Perform Exploratory Data Analysis (EDA) analysis on the following:
    Data Summarization:
        Descriptive Statistics: Calculate the variability for numerical features such as TotalPremium, TotalClaim, etc.
        Data Structure: Review the dtype of each column to confirm if categorical variables, dates, etc. are properly formatted.
    Data Quality Assessment:
        Check for missing values.
    Univariate Analysis:
        Distribution of Variables: Plot histograms for numerical columns and bar charts for categorical columns to understand distributions..
    Bivariate or Multivariate Analysis:
        Correlations and Associations: Explore relationships between the monthly changes TotalPremium and TotalClaims as a function of ZipCode, using scatter plots and correlation matrices.
    Data Comparison
        Trends Over Geography: Compare the change in insurance cover type, premium, auto make, etc. 
    Outlier Detection:
        Use box plots to detect outliers in numerical data
    Visualization
        Produce 3 creative and beautiful plots that capture the key insight you gained from your EDA


In [1]:
import os
os.chdir("../")


The data was changed to data/data.csv

In [2]:
import pandas as pd
df = pd.read_csv('data/data.csv')

In [None]:
df['Date_Column'] = pd.to_datetime(df['Date_Column'])

Descriptive Statistics: Calculate the variability for numerical features such as TotalPremium, TotalClaim, etc.


In [None]:
from scripts.eda import descriptive_statistics
#coumns to perform descriptive statistics 
columns_num = ['TotalPremium', 'TotalClaims','SumInsured', 'CalculatedPremiumPerTerm', 'ExcessSelected', 'NumberOfVehiclesInFleet','Age', 'YearsInsured', 'DrivingExperience', 'ClaimFrequency', 'ClaimSeverity']
columns_num = ['TotalPremium', 'TotalClaims','SumInsured', 'CalculatedPremiumPerTerm', 'ExcessSelected', 'NumberOfVehiclesInFleet']

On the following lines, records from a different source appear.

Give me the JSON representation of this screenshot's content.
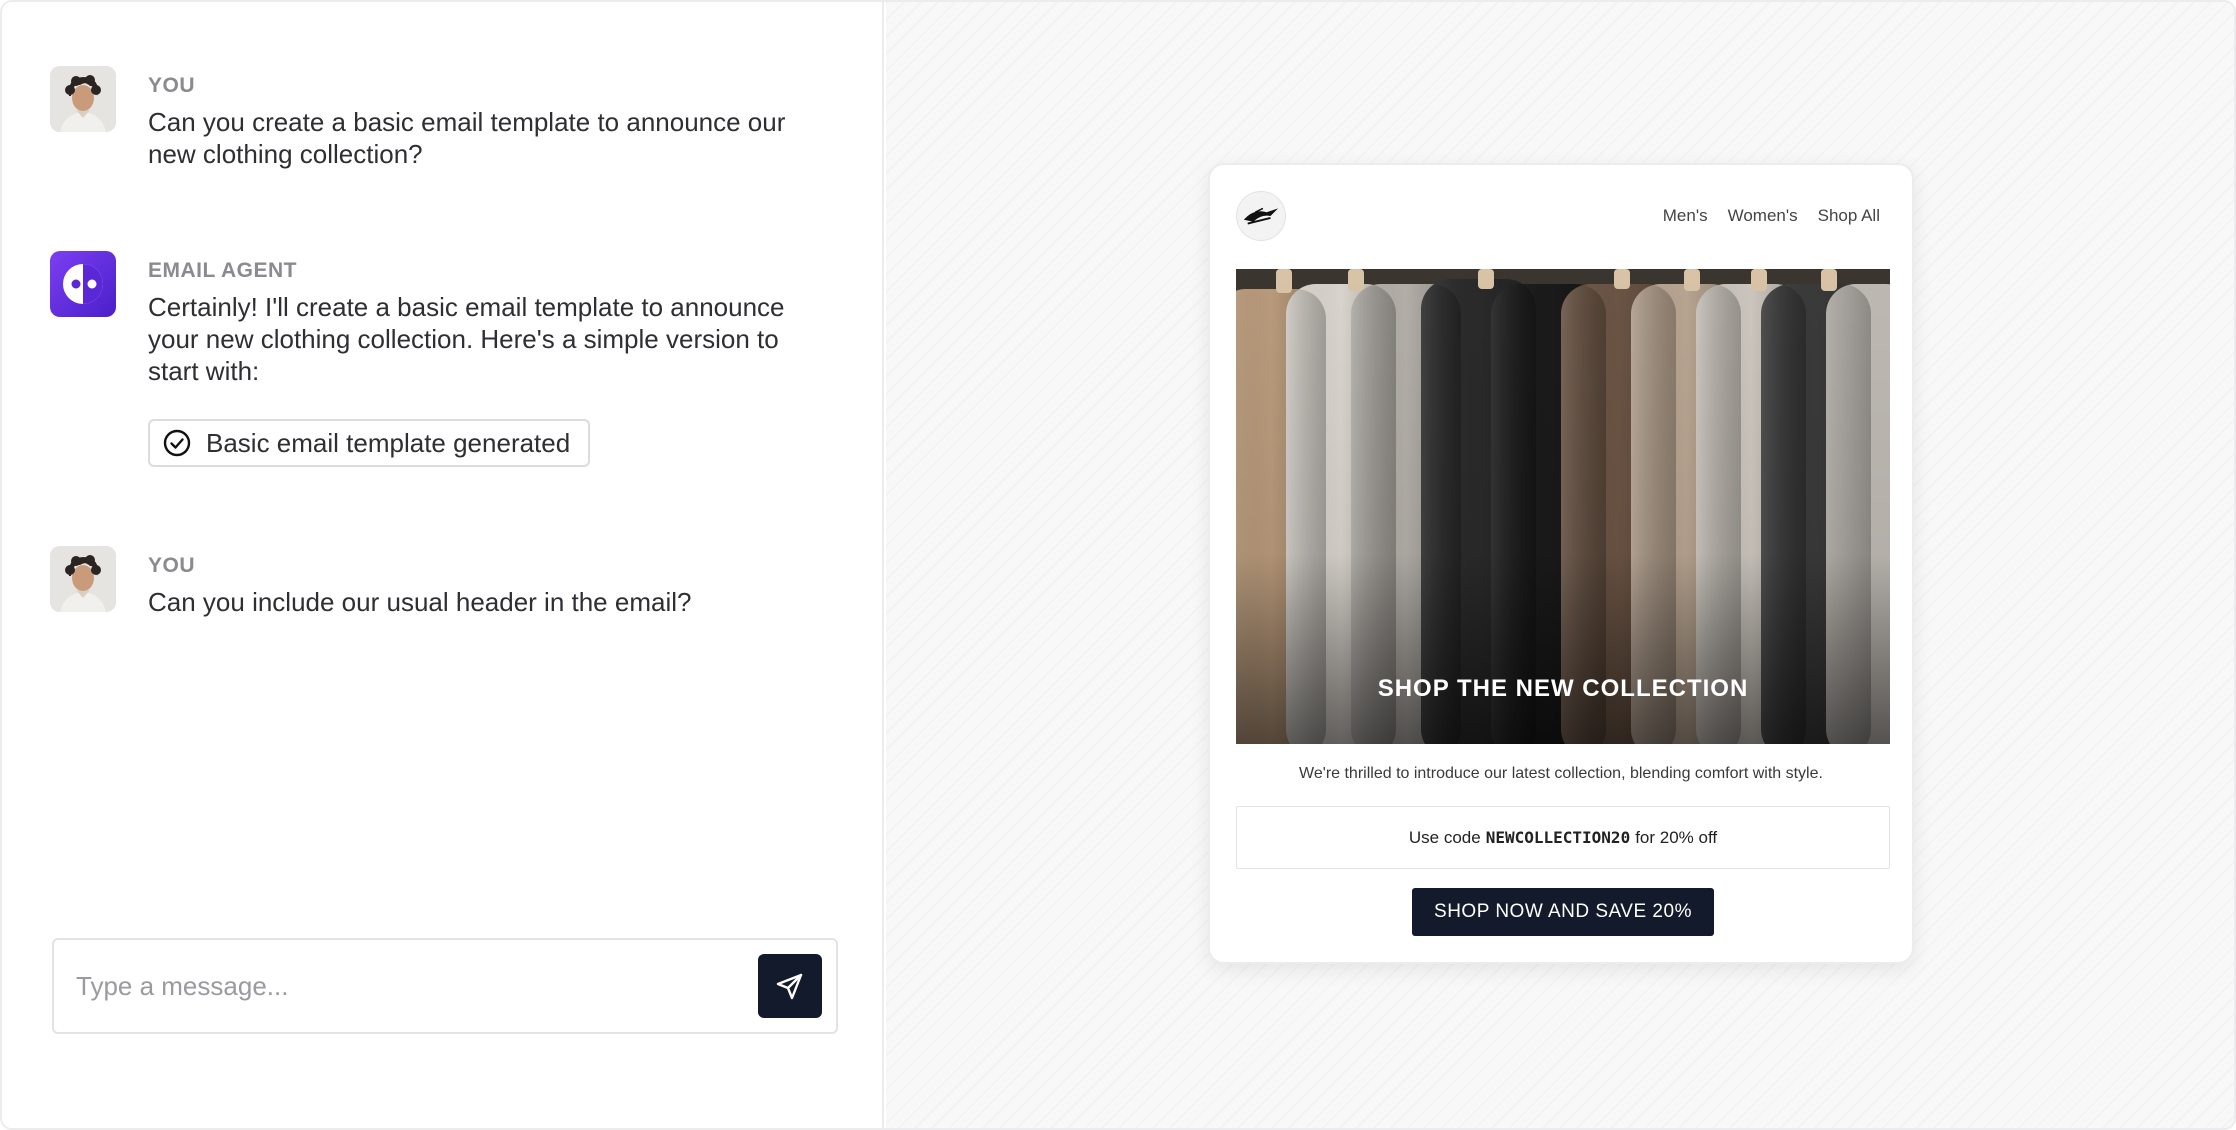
{
  "chat": {
    "messages": [
      {
        "sender": "YOU",
        "text": "Can you create a basic email template to announce our new clothing collection?"
      },
      {
        "sender": "EMAIL AGENT",
        "text": "Certainly! I'll create a basic email template to announce your new clothing collection. Here's a simple version to start with:",
        "status": "Basic email template generated"
      },
      {
        "sender": "YOU",
        "text": "Can you include our usual header in the email?"
      }
    ],
    "composer": {
      "placeholder": "Type a message..."
    }
  },
  "email": {
    "nav": [
      "Men's",
      "Women's",
      "Shop All"
    ],
    "hero_title": "SHOP THE NEW COLLECTION",
    "intro": "We're thrilled to introduce our latest collection, blending comfort with style.",
    "promo": {
      "before": "Use code",
      "code": "NEWCOLLECTION20",
      "after": "for 20% off"
    },
    "cta": "SHOP NOW AND SAVE 20%"
  },
  "colors": {
    "accent_dark": "#131a2b",
    "agent_gradient_start": "#7b3ff2",
    "agent_gradient_end": "#4a1fc9"
  },
  "icons": [
    "user-avatar",
    "email-agent-logo",
    "check-circle-icon",
    "send-icon",
    "brand-logo-icon"
  ]
}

descriptive_statistics(df, columns_num)

Data Structure: Review the dtype of each column to confirm if categorical variables, dates, etc. are properly formatted.


In [None]:
df.info()

we have object, float64, and int64 data types 

In [None]:
object_cols = df.select_dtypes(include='object')
print(object_cols.columns)

In [None]:
df.describe()

In [None]:
for col in object_cols:
    print("######### ", col)
    print(df[col].value_counts())

In [None]:
num_data_points = len(df)
print("Number of data points:", num_data_points)

Check for missing values.


In [None]:
from scripts.preprocessing import missing_values, count_missing_values
# mis, misp = count_missing_values(df)
# print(mis, misp)
missing = missing_values(df)
print(missing)

most of the columns are compleat but some have missing values :
    NumberOfVehiclesInFleet     100.000000
    CrossBorder                  99.930207
    CustomValueEstimate          77.956560
    Converted                    64.183810
    Rebuilt                      64.183810
    WrittenOff                   64.183810
    NewVehicle                   15.327998
    Bank                         14.594670
    AccountType                   4.022806

Distribution of Variables: Plot histograms for numerical columns and bar charts for categorical columns to understand distributions..

In [None]:
numerical_cols = df.select_dtypes(include=['int64', 'float64'])
categorical_cols = df.select_dtypes(include='object')

print("Numerical columns:", numerical_cols.columns)
print("Categorical columns:", categorical_cols.columns)

In [None]:
from scripts.eda import show_histograms
show_histograms(df, numerical_cols)

In [None]:
from scripts.eda import show_bar_chart
show_bar_chart(df,categorical_cols)

Correlations and Associations: Explore relationships between the monthly changes TotalPremium and TotalClaims as a function of ZipCode, using scatter plots and correlation matrices.

In [3]:
df['TransactionMonth'] = pd.to_datetime(df['TransactionMonth'], format='ISO8601')


# Sort by TransactionMonth
df = df.sort_values('TransactionMonth')

# Calculate monthly changes
df['TotalPremium_Change'] = df['TotalPremium'].diff()
df['TotalClaims_Change'] = df['TotalClaims'].diff()

In [None]:
from scripts.eda import corr_trotalpremium_totalclaim_postalcode

corr_trotalpremium_totalclaim_postalcode(df)

Correlations and Associations: Explore relationships between the monthly changes TotalPremium and TotalClaims as a function of ZipCode, using scatter plots and correlation matrices.

In [7]:
df = df.head(100)

Data Comparison
    Trends Over Geography: Compare the change in insurance cover type, premium, auto make, etc. 


In [None]:
from scripts.eda import analyze_geographic_trends
analyze_geographic_trends(df)

Outlier Detection:
    Use box plots to detect outliers in numerical data

In [None]:
from scripts.eda import outlier_detection

outlier_detection(df, numerical_cols)

Visualization
    Produce 3 creative and beautiful plots that capture the key insight you gained from your EDA


In [None]:

from scripts.eda import visualize_plots


visualize_plots(df)